Kidney Week

Abstract: PO0073

Prevalence and Outcomes Associated with Hyperuricemia in Hospitalized Patients with COVID-19

Session Information

• COVID-19: Epidemiology, Outcomes, Complications, and Risk Factors
  November 04, 2021 | Location: On-Demand, Virtual Only
  Abstract Time: 10:00 AM - 12:00 PM

Category: Coronavirus (COVID-19)

• 000 Coronavirus (COVID-19)

Authors

• Chauhan, Kinsuk, Icahn School of Medicine at Mount Sinai Department of Medicine, New York, New York, United States

Kinsuk Chauhan, MD, MPH

• Pattharanitima, Pattharawin, Icahn School of Medicine at Mount Sinai Department of Medicine, New York, New York, United States

Pattharawin Pattharanitima,

• Piani, Federica, University of Colorado Health, Aurora, Colorado, United States

Federica Piani,

• Johnson, Richard J., University of Colorado Health, Aurora, Colorado, United States

Richard J. Johnson,

• Uribarri, Jaime, Icahn School of Medicine at Mount Sinai Department of Medicine, New York, New York, United States

Jaime Uribarri,

• Chan, Lili, Icahn School of Medicine at Mount Sinai Department of Medicine, New York, New York, United States

Lili Chan,

• Coca, Steven G., Icahn School of Medicine at Mount Sinai Department of Medicine, New York, New York, United States

Steven G. Coca,

Background

COVID-19 can increase catabolism and result in hyperuricemia. Uric acid (UA) potentially causes kidney damage by alteration of renal autoregulation, inhibition of endothelial cell proliferation, cell apoptosis, activation of the pro-inflammatory cascade, and crystal deposition. Hyperuricemia in patients with COVID-19 may contribute to acute kidney injury and poor outcomes.

Methods

We included 834 patients with COVID-19 who were >18 years old and hospitalized for >24 hours in the Mount Sinai Health System and had at least one measurement of serum UA. We examined the association between the first serum UA level and major adverse kidney events (MAKE, defined by a composite of all-cause in-hospital mortality or RRT or 100% increase in serum creatinine from baseline), as well as markers of inflammation and cardiac injury.

Results

Among the 834 patients, the median age was 66 years, 42% were women, and the median first UA was 5.9 mg/dL (IQR 4.5-8.8). Overall, 52% experienced MAKE, and 32% died during hospitalization. After adjusting for demographics, comorbidities, and laboratory values, a doubling in serum UA was associated with increased MAKE (OR 2.5 per doubling, 95% CI 1.7-3.5) and in-hospital mortality (OR 1.7 per doubling, 95% CI 1.3-2.3) (Figure A & B). Serum UA levels were independently associated with a higher level of procalcitonin (β, 0.6; SE 0.2) and troponin (β, 1.2; SE 0.2) but was not associated with the serum ferritin, CRP, or IL-6 (Figure C).

Conclusion

In patients admitted to the hospital for COVID-19, higher UA levels were independently associated with MAKE and mortality in a dose-dependent manner. In addition, hyperuricemia was associated with higher procalcitonin and troponin levels.

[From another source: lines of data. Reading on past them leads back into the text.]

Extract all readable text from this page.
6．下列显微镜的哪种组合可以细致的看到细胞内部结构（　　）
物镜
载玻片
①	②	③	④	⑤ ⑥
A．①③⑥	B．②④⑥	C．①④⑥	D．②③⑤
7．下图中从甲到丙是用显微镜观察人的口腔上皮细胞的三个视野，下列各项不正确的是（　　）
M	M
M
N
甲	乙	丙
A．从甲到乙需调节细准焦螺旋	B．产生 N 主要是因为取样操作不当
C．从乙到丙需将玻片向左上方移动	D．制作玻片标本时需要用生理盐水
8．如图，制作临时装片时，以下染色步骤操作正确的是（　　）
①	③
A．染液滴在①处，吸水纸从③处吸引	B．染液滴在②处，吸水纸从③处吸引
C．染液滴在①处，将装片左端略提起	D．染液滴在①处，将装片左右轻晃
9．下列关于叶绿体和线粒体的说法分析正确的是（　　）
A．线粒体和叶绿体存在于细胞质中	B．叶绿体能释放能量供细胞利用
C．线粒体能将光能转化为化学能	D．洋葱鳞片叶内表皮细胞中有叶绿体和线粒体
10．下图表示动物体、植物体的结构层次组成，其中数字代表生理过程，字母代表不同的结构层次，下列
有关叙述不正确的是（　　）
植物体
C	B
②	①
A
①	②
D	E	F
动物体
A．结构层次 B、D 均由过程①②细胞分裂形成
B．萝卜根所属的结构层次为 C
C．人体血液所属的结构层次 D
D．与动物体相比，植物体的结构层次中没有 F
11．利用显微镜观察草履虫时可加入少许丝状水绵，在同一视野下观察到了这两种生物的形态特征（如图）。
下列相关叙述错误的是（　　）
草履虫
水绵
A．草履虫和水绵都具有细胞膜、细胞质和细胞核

A) & B) Association between serum UA and outcomes, MAKE (A) and in-hospital mortality (B) using restricted cubic spline models and mean serum UA (6.9 mg/dL) as a reference C) Association between serum UA and log₂ transformed markers of inflammation and cardiac injury

Funding

• Commercial Support – XORTX Therapeutics Inc.